Sich die Hände zu waschen, ist immer schon wichtig gewesen. In Coronazeiten ist es allerdings zur ersten Bürgerpflicht avanciert. Nun befürchtet die Kaufmännische Krankenkasse (KKH), dass krankhafter Waschzwang zunimmt. Betroffen sind davon nach Angaben der KKH vor allem Frauen zwischen 45 und 59 Jahren.

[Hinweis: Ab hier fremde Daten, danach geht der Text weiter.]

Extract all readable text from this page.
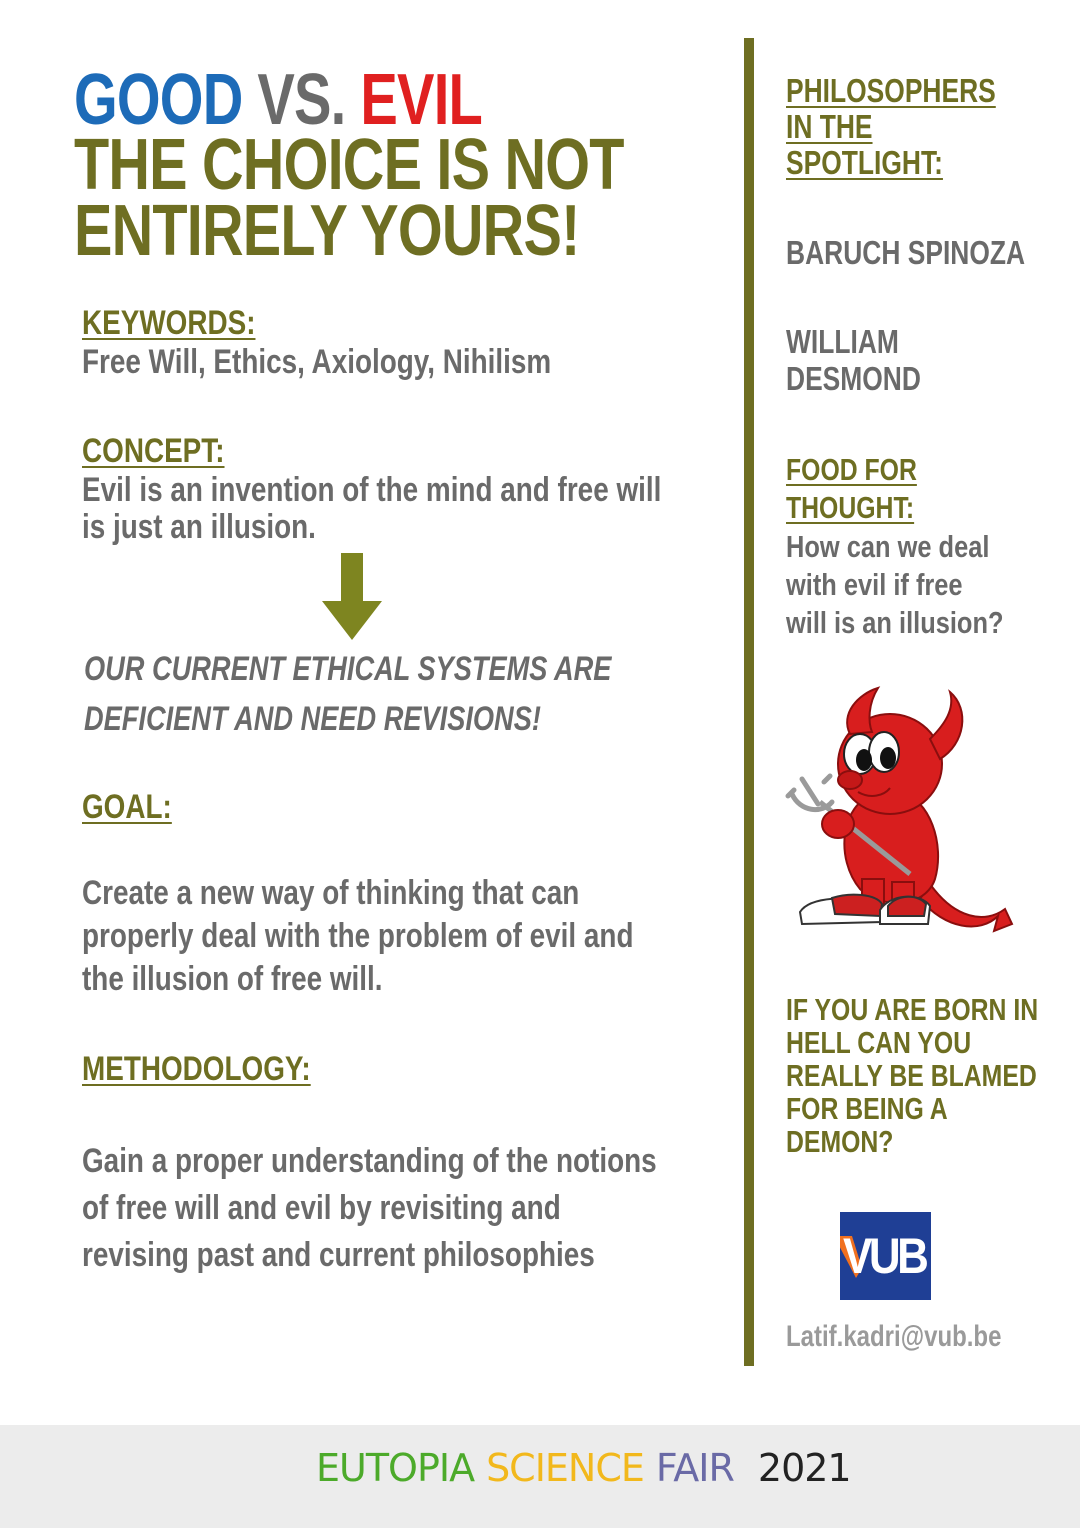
GOOD VS. EVIL
THE CHOICE IS NOT
ENTIRELY YOURS!
KEYWORDS:
Free Will, Ethics, Axiology, Nihilism
CONCEPT:
Evil is an invention of the mind and free will
is just an illusion.
OUR CURRENT ETHICAL SYSTEMS ARE
DEFICIENT AND NEED REVISIONS!
GOAL:
Create a new way of thinking that can
properly deal with the problem of evil and
the illusion of free will.
METHODOLOGY:
Gain a proper understanding of the notions
of free will and evil by revisiting and
revising past and current philosophies
PHILOSOPHERS
IN THE
SPOTLIGHT:
BARUCH SPINOZA
WILLIAM
DESMOND
FOOD FOR
THOUGHT:
How can we deal
with evil if free
will is an illusion?
IF YOU ARE BORN IN
HELL CAN YOU
REALLY BE BLAMED
FOR BEING A
DEMON?
VUB
Latif.kadri@vub.be
EUTOPIA SCIENCE FAIR 2021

Der Facharzt für Psychiatrie und Psychotherapie Andreas Wahl-Kordon kann eine Zunahme von Patientinnen und Patienten mit Waschzwang aus seiner persönlichen Erfahrung bisher nicht bestätigen. Allerdings fürchtet er um bisherige Therapieerfolge.
Wer sich das zwanghafte Waschen abtrainiert habe, könne nun in alte Verhaltensmuster zurückfallen. Letztlich werde der Patient "ganz erstaunt sein, wenn in seinem Umfeld ganz viele ständig die Hände waschen, sich desinfizieren, und das auch ganz stark propagiert wird. Das ist sicher eine Gefahr und ein Effekt, den wir jetzt schon sehen, bei Patienten."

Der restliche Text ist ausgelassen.